Promises of restoration:
- “I will restore to you the years that the swarming locust has eaten” (Joel 2:25)
- “In that day you will say: ‘I will praise you, O Lord. Although you were angry with me, your anger has turned away and you have comforted me” (Isaiah 12:1)
- “For a brief moment I abandoned you, but with deep compassion I will bring you back. ‘In a surge of anger I hid my face from you for a moment, but with everlasting kindness I will have compassion on you,’ says the LORD your Redeemer’” (Isaiah 54:7-8).
- “…weeping may remain for a night, but rejoicing comes in the morning (Psalm 30:5).
- “Again you will take up your tambourines and go out to dance with the joyful” (Jeremiah 31:4).
- “You have turned my mourning into joyful dancing. You have taken away my clothes of mourning and clothed me with joy” (Psalm 30:11).
- “For we do not have a high priest who is unable to empathize with our weaknesses, but we have one who has been tempted in every way, just as we are—yet he did not sin. Let us then approach God’s throne of grace with confidence, so that we may receive mercy and find grace to help us in our time of need” (Hebrews 4:15-16).
- “If we confess our sins, he is faithful and just and will forgive us our sins and purify us from all unrighteousness” (I John 1:9).
- “But if anybody does sin, we have an advocate with the Father—Jesus Christ, the Righteous One. He is the atoning sacrifice for our sins, and not only for ours but also for the sins of the whole world” (I John 2:1-2).

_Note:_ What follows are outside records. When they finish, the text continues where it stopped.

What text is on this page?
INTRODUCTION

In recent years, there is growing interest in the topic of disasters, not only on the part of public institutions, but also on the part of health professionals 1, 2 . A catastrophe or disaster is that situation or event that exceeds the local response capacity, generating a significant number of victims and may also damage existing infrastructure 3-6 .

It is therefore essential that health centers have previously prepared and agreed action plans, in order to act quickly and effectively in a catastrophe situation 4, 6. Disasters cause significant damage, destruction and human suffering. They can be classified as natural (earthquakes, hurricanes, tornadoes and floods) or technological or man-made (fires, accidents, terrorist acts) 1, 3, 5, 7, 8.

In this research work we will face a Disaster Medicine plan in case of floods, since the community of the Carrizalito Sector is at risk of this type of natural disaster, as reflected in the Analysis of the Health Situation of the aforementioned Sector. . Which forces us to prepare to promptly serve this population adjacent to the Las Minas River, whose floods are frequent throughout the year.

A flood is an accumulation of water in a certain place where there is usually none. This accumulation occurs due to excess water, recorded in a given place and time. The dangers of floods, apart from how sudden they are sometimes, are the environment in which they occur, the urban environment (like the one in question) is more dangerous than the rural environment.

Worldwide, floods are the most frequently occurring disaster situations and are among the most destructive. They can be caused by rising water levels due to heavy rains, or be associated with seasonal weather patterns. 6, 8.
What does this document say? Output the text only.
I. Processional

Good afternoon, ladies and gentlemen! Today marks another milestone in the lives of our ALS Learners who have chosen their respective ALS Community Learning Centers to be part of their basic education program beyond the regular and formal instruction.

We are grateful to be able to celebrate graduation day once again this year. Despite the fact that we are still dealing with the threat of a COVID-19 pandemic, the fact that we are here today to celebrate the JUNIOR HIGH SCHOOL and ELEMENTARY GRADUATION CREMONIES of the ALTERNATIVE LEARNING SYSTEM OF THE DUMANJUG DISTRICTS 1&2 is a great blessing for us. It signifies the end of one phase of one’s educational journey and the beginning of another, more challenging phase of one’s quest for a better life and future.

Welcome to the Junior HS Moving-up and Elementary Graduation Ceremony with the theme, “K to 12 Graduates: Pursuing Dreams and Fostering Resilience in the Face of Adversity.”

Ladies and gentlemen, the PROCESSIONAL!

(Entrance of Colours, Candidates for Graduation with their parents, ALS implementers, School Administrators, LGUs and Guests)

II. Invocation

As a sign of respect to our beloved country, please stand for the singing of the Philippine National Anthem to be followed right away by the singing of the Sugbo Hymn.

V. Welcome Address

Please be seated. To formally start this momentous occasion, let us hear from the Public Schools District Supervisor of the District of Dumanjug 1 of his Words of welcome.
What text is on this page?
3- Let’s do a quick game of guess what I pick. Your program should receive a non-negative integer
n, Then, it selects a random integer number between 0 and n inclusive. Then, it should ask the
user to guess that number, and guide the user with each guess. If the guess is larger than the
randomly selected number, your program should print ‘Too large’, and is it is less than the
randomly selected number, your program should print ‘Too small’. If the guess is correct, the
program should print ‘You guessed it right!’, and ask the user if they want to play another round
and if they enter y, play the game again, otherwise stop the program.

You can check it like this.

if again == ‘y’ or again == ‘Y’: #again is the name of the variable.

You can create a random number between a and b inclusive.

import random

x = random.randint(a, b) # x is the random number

- “Christ is also the head of the church, which is his body. He is the beginning, supreme over all who rise from the dead. So he is first in everything. For God in all his fullness was pleased to live in Christ, and through him God reconciled everything to himself. He made peace with everything in heaven and on earth by means of Christ’s blood on the cross. This includes you who were once far away from God. You were his enemies, separated from him by your evil thoughts and actions. Yet now he has reconciled you to himself through the death of Christ in his physical body. As a result, he has brought you into his own presence, and you are holy and blameless as you stand before him without a single fault” (Colossians 1:18-22).
- “This means that anyone who belongs to Christ has become a new person. The old life is gone; a new life has begun! And all of this is a gift from God, who brought us back to himself through Christ. And God has given us this task of reconciling people to him. For God was in Christ, reconciling the world to himself, no longer counting people’s sins against them. And he gave us this wonderful message of reconciliation. So we are Christ’s ambassadors; God is making his appeal through us. We speak for Christ when we plead, “Come back to God!” For God made Christ, who never sinned, to be the offering for our sin, so that we could be made right with God through Christ” (II Corinthians 5:17-21, NLT).
“I heard a loud shout from the throne, saying, “Look, God’s home is now among his people! He will live with them, and they will be his people. God himself will be with them. He will wipe every tear from their eyes, and there will be no more death or sorrow or crying or pain. All these things are gone forever.” And the one sitting on the throne said, “Look, I am making everything new!” And then he said to me, “Write this down, for what I tell you is trustworthy and true” (Revelation 21:3-5, NLT).